En trámite exprés, la Asamblea Legislativadominada por el oficialismo, aprobó el 31 de julio una reforma constitucional que permite la reelección presidencial indefinida y amplía el mandato de cinco a seis abriles.
“Venimos a presentar una demanda de inconstitucionalidad de las reformas que se hicieron la semana pasada a la Constitución de la República”, señaló a periodistas la diputada Claudia Ortiz, del derechista partido Vamos.
“Evidentemente, habilitar la reelección indefinida de la presidencia de la República violenta uno de los principios más importantes de la Constituciónque es que tiene que activo variación en el adiestramiento del poder”, sostuvo Ortiz.
El Congreso de 60 miembrosentre ellos solo tres opositores, todavía sincronizó las elecciones presidenciales, legislativas y municipales y eliminó la segunda envés electoral.
Ortiz explicó que su apelarpresentado en presencia de la Sala de lo Constitucional de la Corte, averiguación impugnar “específicamente” la reelección presidencial indefinido.
La Sala de lo Constitucional deberá evaluar la demanda para animarse si cumple los requisitos para ser admitida a debate.
Denuncias
Organizaciones de derechos humanos han denunciado que la reelección presidencial indefinida es un “gracia” y “tiro de chispa” a la democracia en el país, lo que Bukele niega.

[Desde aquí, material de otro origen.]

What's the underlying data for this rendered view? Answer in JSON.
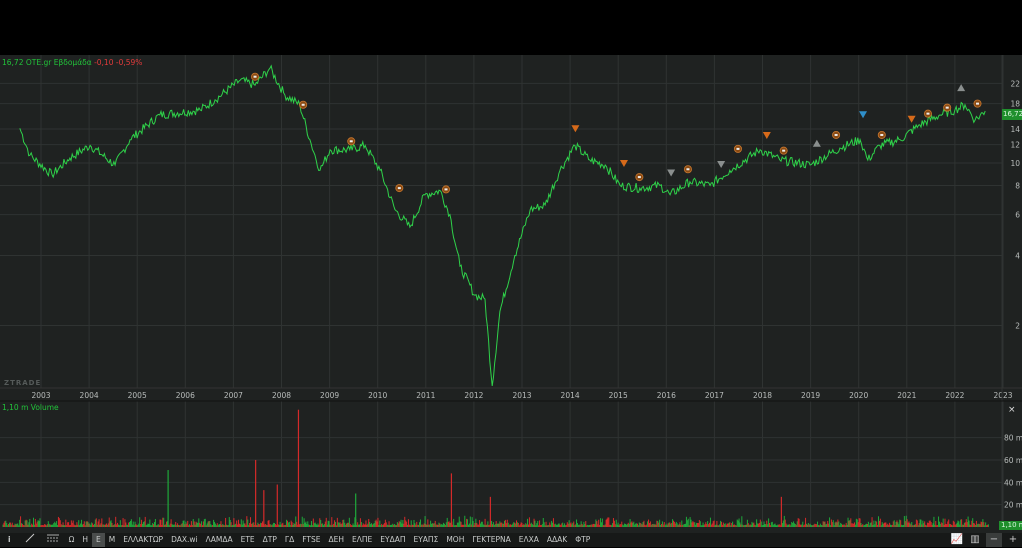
{
  "header": {
    "last": "16,72",
    "symbol": "OTE.gr",
    "period": "Εβδομάδα",
    "change": "-0,10",
    "change_pct": "-0,59%"
  },
  "watermark": "ZTRADE",
  "volume_panel": {
    "label": "1,10 m Volume",
    "last": "1,10 m",
    "close": "×"
  },
  "last_price_badge": "16,72",
  "colors": {
    "line": "#2fd24a",
    "up": "#1fa83a",
    "down": "#d42a2a",
    "bg": "#1f2221",
    "grid": "#2f3332"
  },
  "toolbar": {
    "items": [
      "Ω",
      "Η",
      "Ε",
      "Μ",
      "ΕΛΛΑΚΤΩΡ",
      "DAX.wi",
      "ΛΑΜΔΑ",
      "ΕΤΕ",
      "ΔΤΡ",
      "ΓΔ",
      "FTSE",
      "ΔΕΗ",
      "ΕΛΠΕ",
      "ΕΥΔΑΠ",
      "ΕΥΑΠΣ",
      "ΜΟΗ",
      "ΓΕΚΤΕΡΝΑ",
      "ΕΛΧΑ",
      "ΑΔΑΚ",
      "ΦΤΡ"
    ],
    "active": "Ε"
  },
  "chart_data": {
    "type": "line",
    "title": "OTE.gr Εβδομάδα",
    "yscale": "log",
    "yticks": [
      2,
      4,
      6,
      8,
      10,
      12,
      14,
      18,
      22
    ],
    "ylim": [
      1,
      28
    ],
    "xticks": [
      "2003",
      "2004",
      "2005",
      "2006",
      "2007",
      "2008",
      "2009",
      "2010",
      "2011",
      "2012",
      "2013",
      "2014",
      "2015",
      "2016",
      "2017",
      "2018",
      "2019",
      "2020",
      "2021",
      "2022",
      "2023"
    ],
    "xlim": [
      2002.15,
      2023.0
    ],
    "series": [
      {
        "name": "OTE.gr",
        "x": [
          2002.56,
          2002.77,
          2003.23,
          2003.6,
          2004.02,
          2004.54,
          2004.85,
          2005.47,
          2006.31,
          2006.62,
          2007.14,
          2007.45,
          2007.76,
          2008.07,
          2008.38,
          2008.59,
          2008.8,
          2009.01,
          2009.42,
          2009.74,
          2010.05,
          2010.36,
          2010.67,
          2010.98,
          2011.3,
          2011.5,
          2011.71,
          2012.02,
          2012.23,
          2012.38,
          2012.54,
          2012.85,
          2013.17,
          2013.48,
          2013.79,
          2014.1,
          2014.41,
          2014.73,
          2015.04,
          2015.45,
          2015.87,
          2016.08,
          2016.49,
          2016.91,
          2017.32,
          2017.95,
          2018.36,
          2018.99,
          2019.61,
          2020.03,
          2020.19,
          2020.44,
          2020.86,
          2021.27,
          2021.69,
          2022.0,
          2022.21,
          2022.42,
          2022.63
        ],
        "y": [
          14.1,
          10.8,
          8.9,
          10.5,
          11.9,
          9.8,
          12.6,
          16.1,
          16.9,
          18.7,
          22.7,
          21.6,
          25.6,
          19.6,
          17.8,
          12.6,
          9.3,
          11.4,
          11.4,
          11.9,
          9.3,
          6.3,
          5.3,
          7.3,
          7.6,
          6.0,
          3.6,
          2.7,
          2.6,
          1.1,
          2.3,
          4.0,
          6.3,
          6.6,
          9.3,
          11.9,
          10.3,
          9.8,
          8.0,
          7.8,
          8.0,
          7.3,
          8.3,
          8.0,
          9.3,
          11.4,
          10.3,
          9.8,
          11.6,
          12.6,
          10.3,
          11.9,
          12.6,
          14.6,
          16.1,
          16.9,
          17.8,
          15.3,
          16.72
        ]
      }
    ],
    "events": [
      {
        "x": 2007.45,
        "y": 23.5,
        "type": "dividend"
      },
      {
        "x": 2008.45,
        "y": 17.8,
        "type": "dividend"
      },
      {
        "x": 2009.45,
        "y": 12.4,
        "type": "dividend"
      },
      {
        "x": 2010.45,
        "y": 7.8,
        "type": "dividend"
      },
      {
        "x": 2011.42,
        "y": 7.7,
        "type": "dividend"
      },
      {
        "x": 2014.11,
        "y": 14.1,
        "type": "earnings"
      },
      {
        "x": 2015.12,
        "y": 10.0,
        "type": "earnings"
      },
      {
        "x": 2015.44,
        "y": 8.7,
        "type": "dividend"
      },
      {
        "x": 2016.1,
        "y": 9.1,
        "type": "earnings-neutral"
      },
      {
        "x": 2016.45,
        "y": 9.4,
        "type": "dividend"
      },
      {
        "x": 2017.14,
        "y": 9.9,
        "type": "earnings-neutral"
      },
      {
        "x": 2017.49,
        "y": 11.5,
        "type": "dividend"
      },
      {
        "x": 2018.09,
        "y": 13.2,
        "type": "earnings"
      },
      {
        "x": 2018.44,
        "y": 11.3,
        "type": "dividend"
      },
      {
        "x": 2019.13,
        "y": 12.1,
        "type": "earnings-neutral"
      },
      {
        "x": 2019.53,
        "y": 13.2,
        "type": "dividend"
      },
      {
        "x": 2020.09,
        "y": 16.2,
        "type": "earnings-blue"
      },
      {
        "x": 2020.48,
        "y": 13.2,
        "type": "dividend"
      },
      {
        "x": 2021.1,
        "y": 15.5,
        "type": "earnings"
      },
      {
        "x": 2021.44,
        "y": 16.3,
        "type": "dividend"
      },
      {
        "x": 2021.84,
        "y": 17.3,
        "type": "dividend"
      },
      {
        "x": 2022.13,
        "y": 21.0,
        "type": "earnings-neutral"
      },
      {
        "x": 2022.47,
        "y": 18.0,
        "type": "dividend"
      }
    ],
    "volume": {
      "yticks": [
        20,
        40,
        60,
        80
      ],
      "unit": "m",
      "ylim": [
        0,
        110
      ],
      "spikes": [
        {
          "x": 2005.63,
          "v": 51,
          "dir": "up"
        },
        {
          "x": 2007.45,
          "v": 60,
          "dir": "down"
        },
        {
          "x": 2007.62,
          "v": 33,
          "dir": "down"
        },
        {
          "x": 2007.9,
          "v": 38,
          "dir": "down"
        },
        {
          "x": 2008.34,
          "v": 105,
          "dir": "down"
        },
        {
          "x": 2009.53,
          "v": 30,
          "dir": "up"
        },
        {
          "x": 2011.52,
          "v": 48,
          "dir": "down"
        },
        {
          "x": 2012.33,
          "v": 27,
          "dir": "down"
        },
        {
          "x": 2018.38,
          "v": 27,
          "dir": "down"
        }
      ]
    }
  }
}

Este viernes, la Comisión Interamericana de Derechos Humanos (CIDH), entraña de la Ordenamiento de los Estados Americanos (OEA), advirtió que permitir la reelección presidencial indefinida “representa un serio retroceso para la democracia y el Estado de derecho” en El Salvador.
“La CIDH insta a reconsiderar la reforma que permite la reelección indefinida o la permanencia prolongada de la misma persona en el poder Ejecutante”, señaló la Comisión con sede en Washington en un comunicado.
- Bukele, en el poder desde 2019, goza de enorme popularidad por su “combate” contra las pandillas que redujo a mínimos históricos la violencia en el país. Pero su política de seguridad está basada en un régimen de excepción criticado por grupos de derechos humanos.
Ya en 2024, la reelección de Bukele había sido cuestionada porque, pese a estar prohibida constitucionalmentefue permitida por un decisión de jueces afines.